Univariate Comparisons among Smoking Status Groups
Table 2 presents comparison between current smokers, former smokers, and never smokers. Whites and males were more likely to be former smokers (76% and 87%, respectively) or current (67% and 84%, respectively) smokers while females and African-Americans were more likely to be never smokers (20% and 42%, respectively). Former smokers (mean age 45) were more likely to be older than current and never smokers (mean ages 42 and 43, respectively). While no CD4 count differences were found between participants by smoking status, among those on ART, current smokers had the lowest rates of viral suppression compared to former or never smokers (<50 copies/mL 60% vs. 69% and 65%, respectively). Furthermore, current smokers were more likely to not be on ART and to report ART non-adherence (Table 2).
Table 2.
Current Smokers (n=1186) | Former Smokers (n=671) | Never Smokers (n=1017) | |
---|---|---|---|
| |||
Mean ± SD or n(%) | Mean ± SD or n(%) | Mean ±SD or n(%) | |
| |||
Age | 42±9 | 45±10 | 43±10 |
| |||
Male Gender | 1001 (84) | 587 (87) | 816 (80) |
| |||
Racial Group | |||
White | 792 (67) | 506 (76) | 548 (54) |
African-American | 353 (30) | 142 (21) | 423 (42) |
Other | 46 (3) | 23 (3) | 46 (4) |
| |||
Ethnicity | |||
Hispanic | 85 (7) | 68 (10) | 122 (12) |
Non-Hispanic | 1101 (93) | 603 (90) | 895 (88) |
| |||
CD4 value cell/mm3 | 464±297 | 491±272 | 473±270 |
| |||
Non-adherent to ART | 428 (36) | 226 (34) | 321 (32) |
| |||
HIV VL (copies/mL) < 50 c/mL | 492 (60) | 341 (69) | 481 (65) |
| |||
Level of Depression (PHQ)) | |||
None (0 – 4) | 566 (49) | 361 (56) | 614 (62) |
Mild (5 – 9) | 255 (22) | 150 (23) | 192 (20) |
Moderate to Severe (10 –27) | 332 (29) | 134 (21) | 171 (18) |
| |||
Panic Symptoms (PHQ-A) | 381 (32) | 183 (15) | 183 (18) |
| |||
Alcohol Risk (Audit-C) | |||
No Risk (0) | 385 (33) | 198 (30) | 398 (40) |
Lower Risk (1–4) | 427 (36) | 280 (42) | 432 (43) |
At-Risk (≥ 5) | 359 (31) | 188 (28) | 169 (17) |
| |||
Substance Abuse (ASSIST) | |||
Current | 550 (48) | 205 (32) | 178 (19) |
Prior | 488 (42) | 352 (55) | 311 (33) |
Never | 112 (10) | 87 (13) | 460 (48) |
| |||
Ever Used Marijuana | 844 (71) | 464 (69) | 392 (39) |
| |||
Ever Used Crack/ Cocaine | 770 (67) | 367 (55) | 252 (25) |
| |||
Ever Used Amphetamines | 511 (44) | 270 (41) | 201 (20) |
| |||
Ever Used Opioids | 202 (17) | 97 (15) | 42 (4) |
| |||
Ever Used IV Drugs | 260 (23) | 116 (17) | 63 (6) |
| |||
Received Substance Abuse Treatment in the Past Year | 182 (16) | 61 (9) | 41 (4) |
Note: Age and CD4 analyses were done using Analysis of Variance (ANOVA). All other analyses were conducted using Chi-Square. All univariate analyses were statistically significant at p<0.001 except for CD4 values which were not significant.

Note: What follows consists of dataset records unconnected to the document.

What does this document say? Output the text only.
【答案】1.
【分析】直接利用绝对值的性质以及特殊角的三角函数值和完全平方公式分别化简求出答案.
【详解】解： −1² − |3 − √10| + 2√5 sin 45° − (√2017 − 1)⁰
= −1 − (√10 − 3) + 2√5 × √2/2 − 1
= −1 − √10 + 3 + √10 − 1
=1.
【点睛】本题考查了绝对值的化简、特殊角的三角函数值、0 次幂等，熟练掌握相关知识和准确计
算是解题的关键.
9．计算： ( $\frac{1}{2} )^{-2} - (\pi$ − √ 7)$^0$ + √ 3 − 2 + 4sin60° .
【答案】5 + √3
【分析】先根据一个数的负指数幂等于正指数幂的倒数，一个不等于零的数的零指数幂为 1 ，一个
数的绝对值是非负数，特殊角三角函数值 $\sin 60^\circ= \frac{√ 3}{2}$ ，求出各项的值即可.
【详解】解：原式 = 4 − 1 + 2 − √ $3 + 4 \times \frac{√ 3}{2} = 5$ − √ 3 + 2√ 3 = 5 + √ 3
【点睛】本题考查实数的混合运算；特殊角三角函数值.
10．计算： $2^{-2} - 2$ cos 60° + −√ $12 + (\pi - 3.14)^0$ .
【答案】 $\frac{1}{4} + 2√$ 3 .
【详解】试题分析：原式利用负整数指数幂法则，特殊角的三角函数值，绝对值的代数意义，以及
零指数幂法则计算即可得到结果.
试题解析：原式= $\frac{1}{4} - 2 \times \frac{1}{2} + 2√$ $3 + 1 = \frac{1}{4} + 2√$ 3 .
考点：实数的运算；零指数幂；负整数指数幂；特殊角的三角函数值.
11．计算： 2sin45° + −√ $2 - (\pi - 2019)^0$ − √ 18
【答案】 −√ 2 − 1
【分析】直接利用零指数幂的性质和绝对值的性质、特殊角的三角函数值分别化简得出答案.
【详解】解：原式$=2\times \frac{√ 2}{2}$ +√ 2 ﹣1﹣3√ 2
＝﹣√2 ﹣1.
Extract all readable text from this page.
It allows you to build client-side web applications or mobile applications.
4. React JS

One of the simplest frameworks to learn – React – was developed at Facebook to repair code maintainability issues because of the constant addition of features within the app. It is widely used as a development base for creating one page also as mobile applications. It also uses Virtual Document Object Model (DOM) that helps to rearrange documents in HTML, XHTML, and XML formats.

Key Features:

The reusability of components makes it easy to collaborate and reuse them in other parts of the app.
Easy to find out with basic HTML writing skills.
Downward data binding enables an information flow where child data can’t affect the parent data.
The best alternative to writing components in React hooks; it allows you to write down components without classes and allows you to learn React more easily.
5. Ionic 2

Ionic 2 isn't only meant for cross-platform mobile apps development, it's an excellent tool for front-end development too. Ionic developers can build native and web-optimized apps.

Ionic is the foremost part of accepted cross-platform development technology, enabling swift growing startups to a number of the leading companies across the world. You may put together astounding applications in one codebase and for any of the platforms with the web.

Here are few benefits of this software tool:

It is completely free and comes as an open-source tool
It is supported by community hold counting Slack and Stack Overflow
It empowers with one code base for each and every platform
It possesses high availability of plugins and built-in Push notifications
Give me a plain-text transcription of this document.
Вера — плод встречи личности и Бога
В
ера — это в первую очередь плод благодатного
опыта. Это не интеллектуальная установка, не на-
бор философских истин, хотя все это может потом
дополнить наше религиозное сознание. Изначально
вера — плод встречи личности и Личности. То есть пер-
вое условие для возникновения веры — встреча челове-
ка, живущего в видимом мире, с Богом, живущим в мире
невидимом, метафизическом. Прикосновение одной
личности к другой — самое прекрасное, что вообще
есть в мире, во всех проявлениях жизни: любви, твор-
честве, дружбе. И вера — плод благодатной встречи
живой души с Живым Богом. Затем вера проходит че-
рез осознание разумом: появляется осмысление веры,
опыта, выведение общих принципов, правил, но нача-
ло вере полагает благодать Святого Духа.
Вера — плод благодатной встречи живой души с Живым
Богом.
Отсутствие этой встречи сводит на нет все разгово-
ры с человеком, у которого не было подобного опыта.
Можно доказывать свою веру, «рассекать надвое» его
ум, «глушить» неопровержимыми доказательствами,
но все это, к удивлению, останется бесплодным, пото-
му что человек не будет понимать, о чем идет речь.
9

Current smokers, compared to former and never smokers, had higher levels of moderate to severe depression (29% vs. 21% and 18%, respectively), panic symptoms (32% vs. 15% and 18%, respectively), and current substance abuse (48% vs. 32% and 19%, respectively). Similarly, compared to former and never smokers, current smokers were more likely to endorse ever using marijuana (82% vs. 80% and 77%, respectively), crack/cocaine (67% vs. 55% and 25%, respectively), amphetamines (44% vs. 41% and 20%, respectively), and opiates (17% vs. 15% and 4%, respectively). Current smokers were more likely to report ever using intravenous drugs (23%) compared to former smokers (17%) and never smokers (6%) and were more likely to have received substance abuse treatment in the prior year (16% vs. 9% and 4%, respectively).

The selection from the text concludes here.